"İçim bomboş.
Ağlamışım ağlamışım da boşalmış gibi boş.
Kendi cenazemin başında durmuşum sanki.
Öyle bir soğukluk. Her şeye karşı.
Anlamı yok bazı şeylerin. Ben de veremiyorum.
Aslında o kadar çok şey var ki.
Anlatabileceğimi sanmıyorum. Denemiyorum o yüzden.
Bir şey değişmiyor zaten.
Konuşabileceğim kimse yok.
Hiç kimde yok.
Yoruldum her şeyin doğrusunu yapmaya çalışmaktan."
"Söylediği, sustuğu her kelimeyi, giydiği kazağı, ceketinde iliklediği düğmeyi, hatalarını ve sevaplarını, gördüğü bordür taşlarını bile. Ne mutluluğu, ne sıkıntısı, ne öfkesi, ne gülüşü, ne bakışı benim değil oysa."
Sade bir dille yazılmış , üslubu beni çok etkileyen hikâyeler vardı.
Okurken birden sert bir zemine çarpıyorsunuz bazen de sanki yere kapaklanıyorsunuz. Ardından bir cümleyle, anlattığı bir hadise ile sizi sert bir yere çarpan yazar bu defa oradan kaldırıyor.
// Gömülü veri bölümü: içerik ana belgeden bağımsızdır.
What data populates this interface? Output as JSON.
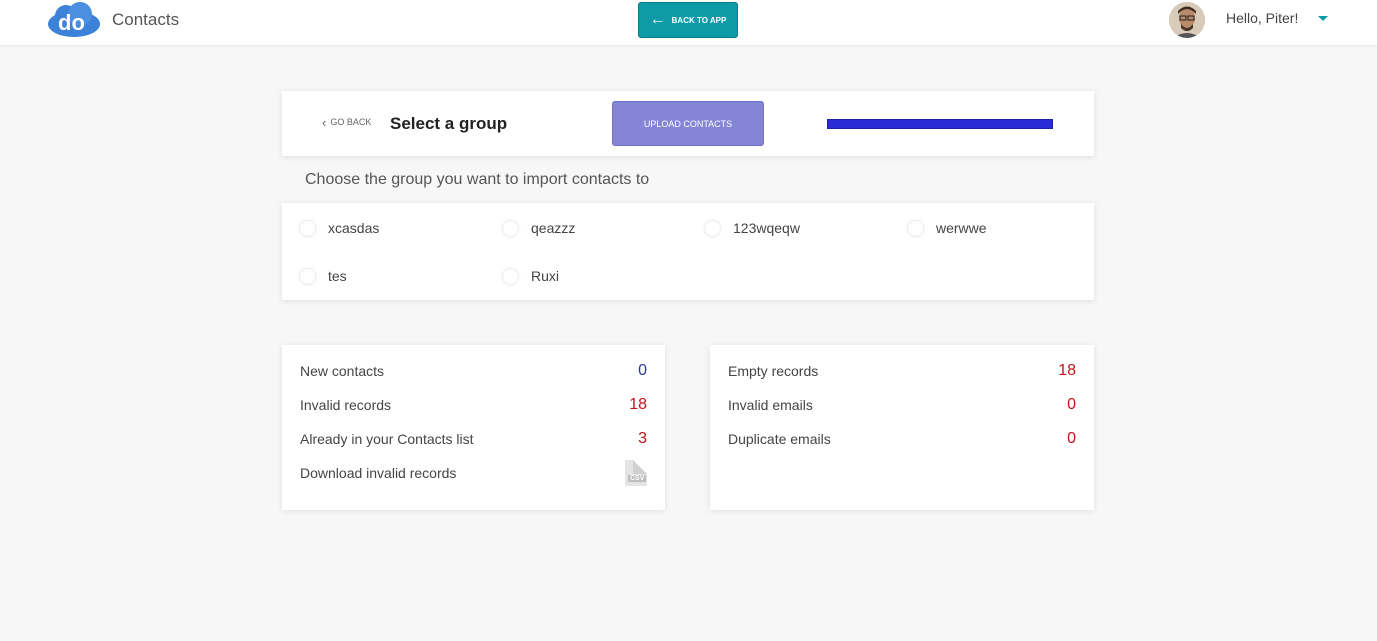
{
  "topbar": {
    "app_title": "Contacts",
    "logo_text": "do",
    "back_to_app_label": "BACK TO APP",
    "greeting": "Hello, Piter!"
  },
  "header": {
    "go_back_label": "GO BACK",
    "title": "Select a group",
    "upload_label": "UPLOAD CONTACTS",
    "progress_percent": 100
  },
  "groups": {
    "prompt": "Choose the group you want to import contacts to",
    "options": [
      "xcasdas",
      "qeazzz",
      "123wqeqw",
      "werwwe",
      "tes",
      "Ruxi"
    ]
  },
  "stats_left": {
    "rows": [
      {
        "label": "New contacts",
        "value": "0",
        "color": "#2b3a8f"
      },
      {
        "label": "Invalid records",
        "value": "18",
        "color": "#c0141c"
      },
      {
        "label": "Already in your Contacts list",
        "value": "3",
        "color": "#c0141c"
      },
      {
        "label": "Download invalid records",
        "icon": "csv-file-icon",
        "icon_text": "CSV"
      }
    ]
  },
  "stats_right": {
    "rows": [
      {
        "label": "Empty records",
        "value": "18",
        "color": "#c0141c"
      },
      {
        "label": "Invalid emails",
        "value": "0",
        "color": "#c0141c"
      },
      {
        "label": "Duplicate emails",
        "value": "0",
        "color": "#c0141c"
      }
    ]
  },
  "colors": {
    "accent": "#0e9aa7",
    "upload_button": "#8585d6",
    "progress": "#2a2ad6"
  }
}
Bir süre oyalıyor ,sonra tekrar... Hüznün, acının, mutluluğun sıradan bir hava estirip de anlatılması, bazen acının espri ile aktarılması, bu güçlü kavramları büyütmüş. Hikâyeler öyle kolay şeylerden bahsetmiyor fakat kendilerini çok kolay okutuyorlar. Bazen bir hikâye bitince aslında ağır bir şeyi okuduğunuzu anlıyorsunuz. Bu noktada yazarın kalemi devreye giriyor . Cümleler seçile seçile yazılmış.Bu cümlelere kelimeler nakış gibi işlenmiş.
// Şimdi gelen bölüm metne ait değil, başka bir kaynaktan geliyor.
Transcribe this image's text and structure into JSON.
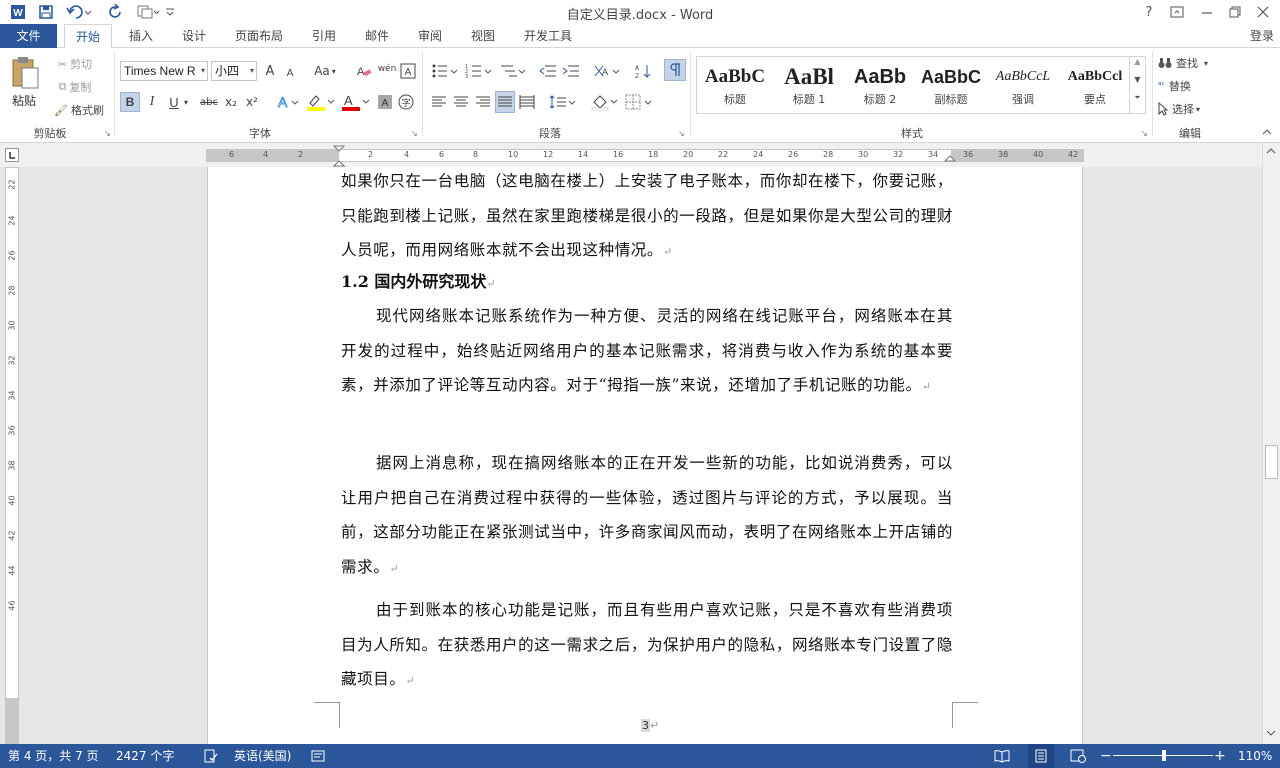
{
  "title": "自定义目录.docx - Word",
  "window": {
    "help": "?",
    "signin": "登录"
  },
  "tabs": [
    {
      "label": "文件"
    },
    {
      "label": "开始"
    },
    {
      "label": "插入"
    },
    {
      "label": "设计"
    },
    {
      "label": "页面布局"
    },
    {
      "label": "引用"
    },
    {
      "label": "邮件"
    },
    {
      "label": "审阅"
    },
    {
      "label": "视图"
    },
    {
      "label": "开发工具"
    }
  ],
  "ribbon": {
    "clipboard": {
      "paste": "粘贴",
      "cut": "剪切",
      "copy": "复制",
      "format_painter": "格式刷",
      "group": "剪贴板"
    },
    "font": {
      "font_name": "Times New R",
      "font_size": "小四",
      "grow": "A",
      "shrink": "A",
      "change_case": "Aa",
      "phonetic": "wén",
      "group": "字体",
      "bold": "B",
      "italic": "I",
      "underline": "U",
      "strike": "abc",
      "sub": "x₂",
      "sup": "x²"
    },
    "paragraph": {
      "group": "段落"
    },
    "styles": {
      "group": "样式",
      "items": [
        {
          "preview": "AaBbC",
          "name": "标题"
        },
        {
          "preview": "AaBl",
          "name": "标题 1"
        },
        {
          "preview": "AaBb",
          "name": "标题 2"
        },
        {
          "preview": "AaBbC",
          "name": "副标题"
        },
        {
          "preview": "AaBbCcL",
          "name": "强调"
        },
        {
          "preview": "AaBbCcl",
          "name": "要点"
        }
      ]
    },
    "editing": {
      "find": "查找",
      "replace": "替换",
      "select": "选择",
      "group": "编辑"
    }
  },
  "ruler": {
    "h_ticks": [
      "6",
      "4",
      "2",
      "2",
      "4",
      "6",
      "8",
      "10",
      "12",
      "14",
      "16",
      "18",
      "20",
      "22",
      "24",
      "26",
      "28",
      "30",
      "32",
      "34",
      "36",
      "38",
      "40",
      "42"
    ],
    "v_ticks": [
      "22",
      "24",
      "26",
      "28",
      "30",
      "32",
      "34",
      "36",
      "38",
      "40",
      "42",
      "44",
      "46"
    ]
  },
  "document": {
    "para0": "如果你只在一台电脑（这电脑在楼上）上安装了电子账本，而你却在楼下，你要记账，只能跑到楼上记账，虽然在家里跑楼梯是很小的一段路，但是如果你是大型公司的理财人员呢，而用网络账本就不会出现这种情况。",
    "heading": "1.2 国内外研究现状",
    "para1": "现代网络账本记账系统作为一种方便、灵活的网络在线记账平台，网络账本在其开发的过程中，始终贴近网络用户的基本记账需求，将消费与收入作为系统的基本要素，并添加了评论等互动内容。对于“拇指一族”来说，还增加了手机记账的功能。",
    "para2": "据网上消息称，现在搞网络账本的正在开发一些新的功能，比如说消费秀，可以让用户把自己在消费过程中获得的一些体验，透过图片与评论的方式，予以展现。当前，这部分功能正在紧张测试当中，许多商家闻风而动，表明了在网络账本上开店铺的需求。",
    "para3": "由于到账本的核心功能是记账，而且有些用户喜欢记账，只是不喜欢有些消费项目为人所知。在获悉用户的这一需求之后，为保护用户的隐私，网络账本专门设置了隐藏项目。",
    "page_number": "3",
    "return_mark": "↵"
  },
  "status": {
    "page": "第 4 页，共 7 页",
    "words": "2427 个字",
    "language": "英语(美国)",
    "zoom": "110%"
  },
  "colors": {
    "accent": "#2b579a"
  }
}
Hikâyeler ne anlatırsa anlatsın ki, içinde ölüm olanlar dahil, hep huzurdan yanaydı. Ne okursanız okuyun altta bir yerde bir huzur duyuyorsunuz.
Kapak resmi Mustafa Kutlu tarafından yapılmış .
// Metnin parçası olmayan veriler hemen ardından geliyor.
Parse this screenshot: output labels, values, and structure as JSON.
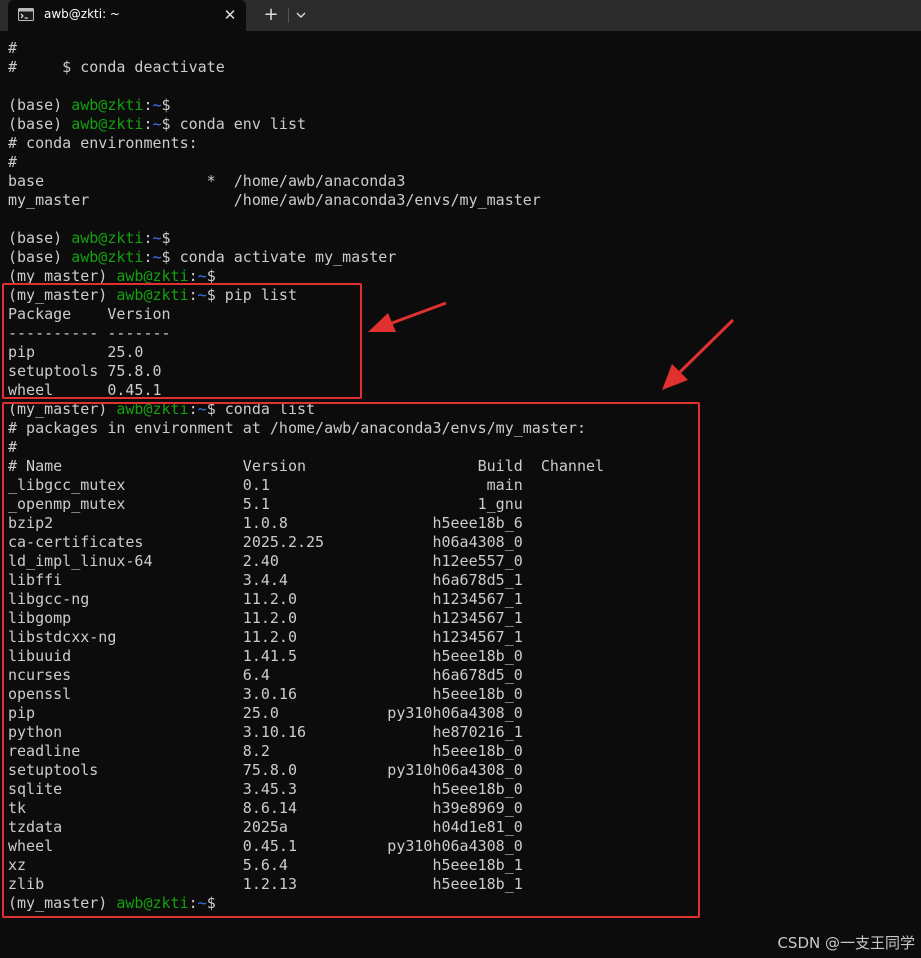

Bazı hesapların ahirete kalması en doğrusu. Geniş geniş sorar, anlatırsın. Üç günlük dünyada hesap kitapla uğraşmaya değmez. Valla bak. Sırtındaki küfeyi yere bırakır gibi bırak, devam et. Yüktür bağışlamamak. Unut. Kurtar paçanı.